Muitas pessoas não sabem que têm pressão arterial elevada ou diabetes nas fases iniciais, pelo que os exames oftalmológicos regulares são uma forma eficaz de detetar estas doenças precocemente.
"Basta fazer um exame oftalmológico - porque os optometristas podem ver o interior do olho, os vasos sanguíneos e as estruturas - para detetar sinais precoces sem fazer uma análise ao sangue ou uma biópsia", afirma Bilkhu.
Colesterol elevado
Normalmente, os sinais de colesterol elevado só se tornam visíveis nos olhos quando a doença atinge uma fase mais avançada.
"Se o colesterol estiver elevado durante longos períodos de tempo, por vezes é possível observar a acumulação de uma placa de colesterol que se desenvolve à volta das pálpebras", salienta Bilkhu. "Além disso, por vezes também pode haver alguns depósitos de colesterol que se acumulam nos vasos dentro do olho, o que se chama um trombo.
"Se virmos um trombo na parte de trás do olho, isso pode ser um sinal muito grave, porque aumenta o risco de bloquear os vasos sanguíneos, o que pode levar à perda de visão e também pode aumentar o risco de um AVC. Por isso, se detectarmos estas coisas, o doente será encaminhado para o seu médico de família ou para o serviço de urgência, se necessário."
Créditos: PA;
Doenças auto-imunes
Certas doenças oculares podem estar associadas a doenças auto-imunes.
"Não é raro as pessoas descobrirem que doenças oculares como a irite podem ser um sinal de uma doença autoimune, como a artrite", diz Bilkhu. "A irite é uma doença inflamatória que afecta a íris e a faz ficar bastante inchada. Pode ser muito dolorosa e pode mesmo causar problemas de visão a longo prazo se não for tratada precocemente.
"Se houver suspeita de que possa estar associada a uma doença sistémica, os optometristas não podem especificar qual é a doença subjacente, mas podem sugerir uma associação. Os doentes podem então ser encaminhados para mais testes, normalmente com um reumatologista ou um médico de clínica geral, e depois para um especialista para decidir qual é o problema."
Doença da tiroide
Quando a doença da tiroide progride para fases mais avançadas, pode ser detectada num teste à visão.
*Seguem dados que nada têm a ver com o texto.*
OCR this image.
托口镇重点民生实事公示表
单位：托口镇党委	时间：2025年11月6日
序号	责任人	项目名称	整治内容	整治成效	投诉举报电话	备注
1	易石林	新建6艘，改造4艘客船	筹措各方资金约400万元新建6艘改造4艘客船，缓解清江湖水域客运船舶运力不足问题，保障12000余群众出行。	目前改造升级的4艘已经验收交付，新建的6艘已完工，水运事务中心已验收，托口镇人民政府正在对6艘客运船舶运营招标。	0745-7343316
"Por vezes, a doença da tiroide, especificamente a doença de Graves, pode fazer com que os olhos se projetem para a frente", diz Bilkhu. "Isso deve-se ao inchaço do tecido adiposo por detrás do olho, o que pode levar à exposição e secura dos olhos. Se suspeitarmos de um problema deste género, o doente será encaminhado para um especialista adequado.
"No entanto, isto normalmente só ocorre nas fases mais avançadas da doença da tiroide, pelo que outros sintomas são normalmente detectados antes de progredir ao ponto de se tornar percetível durante um exame oftalmológico."
Doenças neurológicas
Durante o exame oftalmológico, são efectuados vários testes neurológicos que podem indicar o funcionamento do sistema nervoso responsável pela visão, explica Bilkhu.
"Examinamos os movimentos dos músculos oculares, a visão da pupila, verificamos a visão cromática, se necessário, e também podemos verificar o nervo ótico", diz Bilkhu. "Ao examinar essas estruturas e efetuar os testes relevantes, por vezes os resultados podem ser indicativos de um problema neurológico subjacente - potencialmente até uma lesão no cérebro ou uma lesão na via visual."
Se um oftalmologista ou optometrista suspeitar disso, o doente é encaminhado para um especialista para uma avaliação mais aprofundada.
"Além disso, embora seja muito raro, por vezes podemos detetar um defeito no campo visual de que o doente pode não se aperceber após um exame oftalmológico, o que pode sugerir uma patologia subjacente no sistema de visão do cérebro", acrescenta Bilkhu. "Esta pode ser a primeira vez que algo como um cancro cerebral pode ser detectado".